Exercise training reverses insulin resistance in muscle by enhanced recruitment of glut4 to the cell surface. Etgen, Garret J., J[phi]rgen Jensen, Cindy M. Wilson, Desmond G. Hunt, Samuel W. Cushman, and John L. Ivy. Exercise Physiology and Metabolism Laboratory, Department of Kinesiology, University of Texas at Austin, Austin, TX 78712, and the Experimental Diabetes, Metabolism, and Nutrition Section, DB/NIDDK, National Institutes of Health, Bethesda, MD 20892
APStracts 4:0029E, 1997.
The effects of exercise training on cell surface GLUT4 in skeletal muscle of the obese (fa/fa) Zucker rat were investigated using the impermeant glucose transporter photoaffinity reagent 2-N-4-(l-azi -2,2,2-trifluoroethyl)benzoyl-1,3-bis-(D-mannos-4-yloxy)-2-propylamine (ATB-BMPA). In the absence of insulin, 3-O-methyl-D-glucose transport activity was no different in either fast-twitch (epitrochlearis) or slow-twitch (soleus) muscles of trained and sedentary obese rats. Likewise, basal ATB-BMPA-labelled GLUT4 was not altered in these muscles with training. In contrast, the trained group exhibited significantly greater insulin-stimulated (2 mU/ml) glucose transport activity in epitrochlearis muscles than the sedentary group (0.53 +/- 0.03 [mu]mol/g/10 min vs. 0.18 +/- 0.03 [mu]mol/g/10 min for trained and sedentary, respectively) which was paralleled by a significant enhancement of insulin-stimulated cell surface GLUT4 (5.33 +/- 0.20 dpm/mg vs. 1.57 +/- 0.14 dpm/mg for trained and sedentary, respectively). Exercise training, however, did not alter insulin -stimulated glucose transport activity or cell surface GLUT4 in soleus muscles. Finally, exercise training did not alter the ability of muscle contraction to elevate glucose transport activity or cell surface GLUT4 in either epitrochlearis or soleus muscles of the obese rat.
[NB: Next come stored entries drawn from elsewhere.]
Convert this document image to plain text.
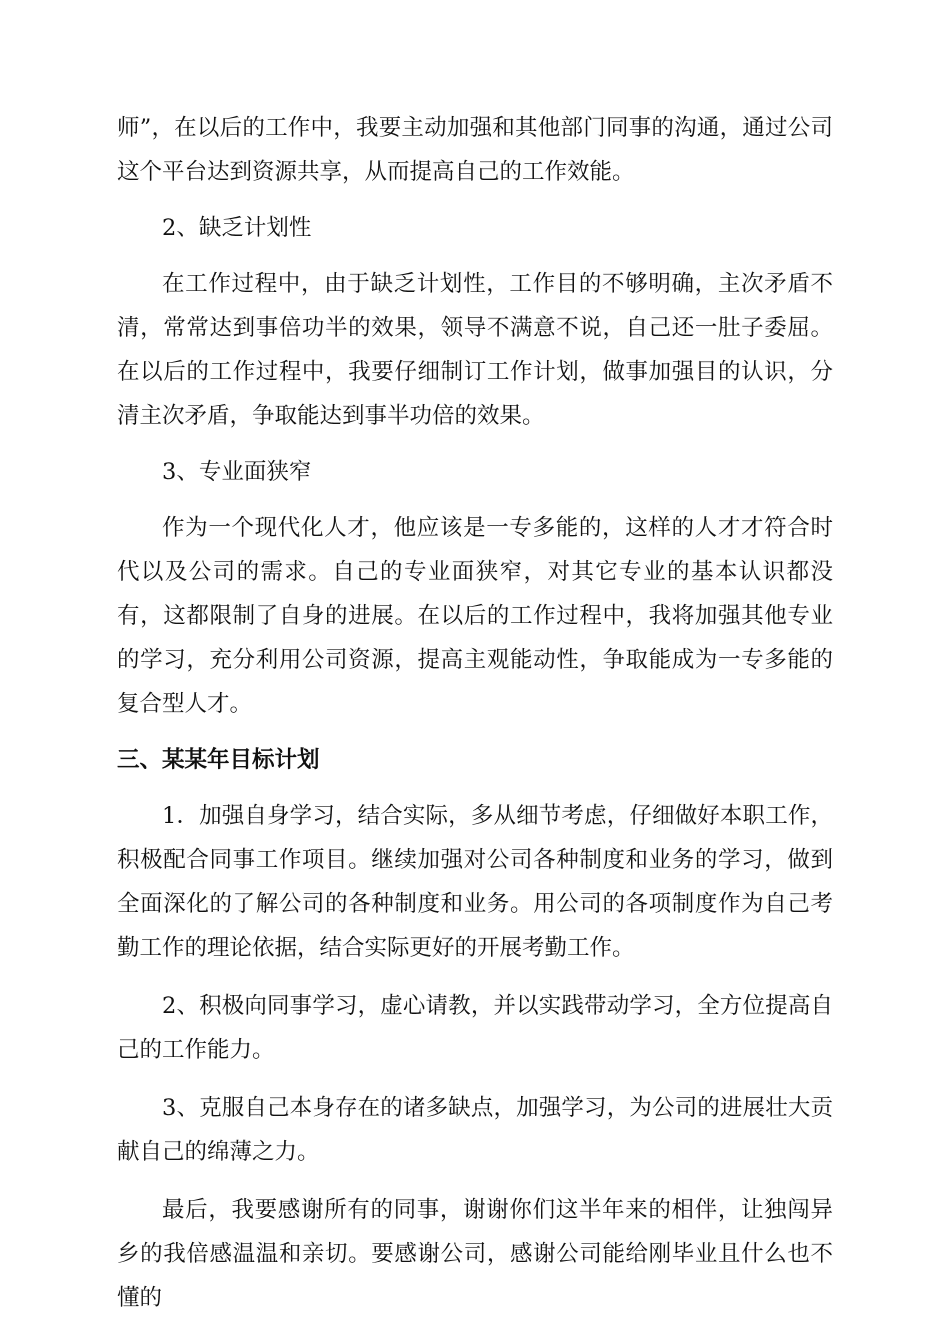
师”，在以后的工作中，我要主动加强和其他部门同事的沟通，通过公司这个平台达到资源共享，从而提高自己的工作效能。

2、缺乏计划性

在工作过程中，由于缺乏计划性，工作目的不够明确，主次矛盾不清，常常达到事倍功半的效果，领导不满意不说，自己还一肚子委屈。在以后的工作过程中，我要仔细制订工作计划，做事加强目的认识，分清主次矛盾，争取能达到事半功倍的效果。

3、专业面狭窄

作为一个现代化人才，他应该是一专多能的，这样的人才才符合时代以及公司的需求。自己的专业面狭窄，对其它专业的基本认识都没有，这都限制了自身的进展。在以后的工作过程中，我将加强其他专业的学习，充分利用公司资源，提高主观能动性，争取能成为一专多能的复合型人才。

三、某某年目标计划

1．加强自身学习，结合实际，多从细节考虑，仔细做好本职工作，积极配合同事工作项目。继续加强对公司各种制度和业务的学习，做到全面深化的了解公司的各种制度和业务。用公司的各项制度作为自己考勤工作的理论依据，结合实际更好的开展考勤工作。

2、积极向同事学习，虚心请教，并以实践带动学习，全方位提高自己的工作能力。

3、克服自己本身存在的诸多缺点，加强学习，为公司的进展壮大贡献自己的绵薄之力。

最后，我要感谢所有的同事，谢谢你们这半年来的相伴，让独闯异乡的我倍感温温和亲切。要感谢公司，感谢公司能给刚毕业且什么也不懂的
These results indicate that training improves insulin-stimulated glucose transport in muscle of the obese Zucker rat by increasing GLUT4 content and altering the normal intracellular distribution of these transporters such that they are now capable of migrating to the cell surface in response to the insulin stimulus.

Received 7 October 1996; accepted in final form 16 January 1997.
APS Manuscript Number E501-6.
Article publication pending Am. J. Physiol. (Endocrinol. Metab.).